22.8: Feedback Regulation of Calcium Concentration
Calcium is an essential signaling molecule required for various cellular functions. Calcium pumps and ion channels on cell and organellar membranes, such as those on the endoplasmic reticulum (ER), regulate calcium concentrations inside the cell. They remain closed, keeping the cytosolic calcium levels low at a resting state.
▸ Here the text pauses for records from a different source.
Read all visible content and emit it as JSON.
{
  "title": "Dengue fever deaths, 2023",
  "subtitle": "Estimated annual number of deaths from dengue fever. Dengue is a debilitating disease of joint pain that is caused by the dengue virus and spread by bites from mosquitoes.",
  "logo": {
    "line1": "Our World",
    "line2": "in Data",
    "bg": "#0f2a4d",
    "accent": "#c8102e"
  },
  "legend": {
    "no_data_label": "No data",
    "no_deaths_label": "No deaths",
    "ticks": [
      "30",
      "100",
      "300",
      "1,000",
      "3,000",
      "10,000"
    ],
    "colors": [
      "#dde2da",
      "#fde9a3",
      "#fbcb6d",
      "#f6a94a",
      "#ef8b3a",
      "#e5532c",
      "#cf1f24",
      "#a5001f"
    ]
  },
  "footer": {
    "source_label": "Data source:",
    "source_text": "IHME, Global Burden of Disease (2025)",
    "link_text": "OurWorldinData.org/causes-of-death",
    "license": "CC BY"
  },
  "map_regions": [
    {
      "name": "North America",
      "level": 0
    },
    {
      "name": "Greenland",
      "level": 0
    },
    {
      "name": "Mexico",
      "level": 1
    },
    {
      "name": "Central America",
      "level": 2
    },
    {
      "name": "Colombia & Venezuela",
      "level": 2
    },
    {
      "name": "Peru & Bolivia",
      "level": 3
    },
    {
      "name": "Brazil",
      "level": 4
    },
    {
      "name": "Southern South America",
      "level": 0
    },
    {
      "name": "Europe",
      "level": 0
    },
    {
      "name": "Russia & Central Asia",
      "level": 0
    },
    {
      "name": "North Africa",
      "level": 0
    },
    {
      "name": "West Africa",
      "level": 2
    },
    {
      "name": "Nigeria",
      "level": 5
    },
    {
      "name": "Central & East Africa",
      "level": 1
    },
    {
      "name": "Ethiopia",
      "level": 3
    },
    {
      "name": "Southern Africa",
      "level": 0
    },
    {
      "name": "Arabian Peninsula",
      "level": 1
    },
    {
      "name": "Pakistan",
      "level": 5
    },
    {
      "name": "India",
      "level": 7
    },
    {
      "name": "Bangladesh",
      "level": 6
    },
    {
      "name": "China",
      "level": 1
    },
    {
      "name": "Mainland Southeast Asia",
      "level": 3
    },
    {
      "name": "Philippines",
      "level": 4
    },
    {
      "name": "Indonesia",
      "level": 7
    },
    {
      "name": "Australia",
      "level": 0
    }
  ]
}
Various transmembrane receptors, such as G protein-coupled receptors (GPCRs), elicit a response to extracellular signals by increasing cytosolic calcium. Activated GPCRs stimulate phospholipase C, which produces inositol-1,4,5 trisphosphate (IP3). IP3 binds and opens IP3 gated calcium channels of ER, increasing the cytosolic calcium. The cytosolic calcium levels quickly spike, spreading across the cell by opening nearby IP3 gated calcium channels and ryanodine calcium channels. The sudden rise of calcium ions triggers various cellular responses. One such example is oocyte fertilization. Once a sperm enters the oocyte's zona pellucida and fuses with the plasma membrane, the sperm’s phospholipase stimulates the release of IP3 from the oocyte’s plasma membrane. IP3 opens ER calcium channels, releasing calcium ions and facilitating calcium-induced calcium release (CICR) from the adjacent channels. This forms a calcium wave that moves across the egg starting from the point of sperm entry. The sudden rise in calcium stimulates modification in the egg’s surface and restricts the entry of other sperm. Calcium influx also pushes the zygote towards its first mitotic division by activating cell cycle regulators such as the cyclin-dependent kinases.
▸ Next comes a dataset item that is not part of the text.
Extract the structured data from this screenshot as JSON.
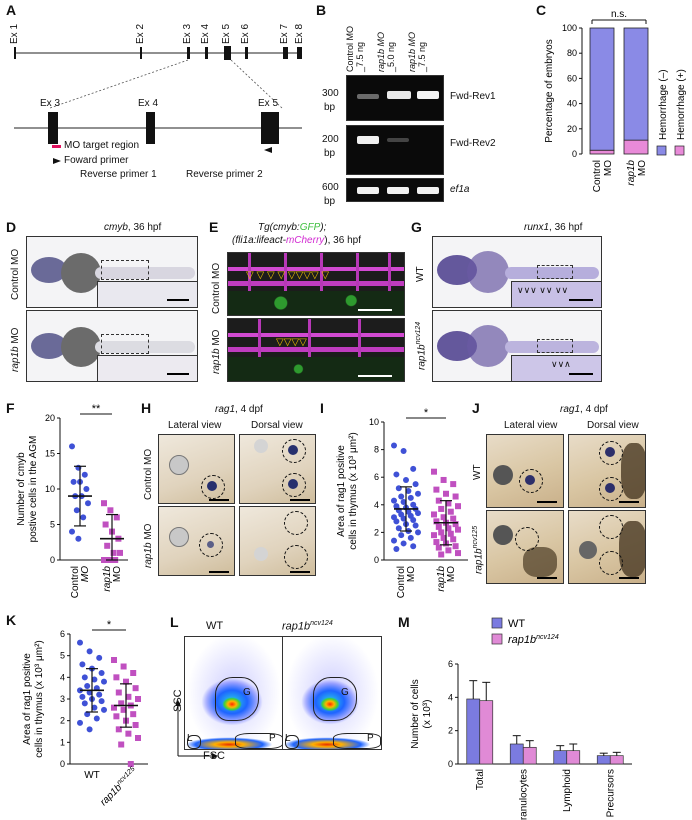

As the calcium levels go higher in a cell, the ER calcium channels close, inhibiting the further release of calcium ions. This feedback interaction between calcium ions and IP3 gated calcium channels causes repeated rise and fall in the cytosolic calcium, thus generating calcium oscillations in the cell. The oscillating cytosolic calcium regulates repeated cellular actions, such as the secretion of luteinizing hormone (LH) by the cells of the pituitary gland at every ovulation.
LH controls ovulation and is critical for maintaining female fertility. LH releasing hormone (LHRH) binds GPCRs on the pituitary gland cells' membrane. It triggers the release of calcium ions from ER lumen and facilitates the exocytosis of LH-containing secretory vesicles, releasing LH to the cell exterior.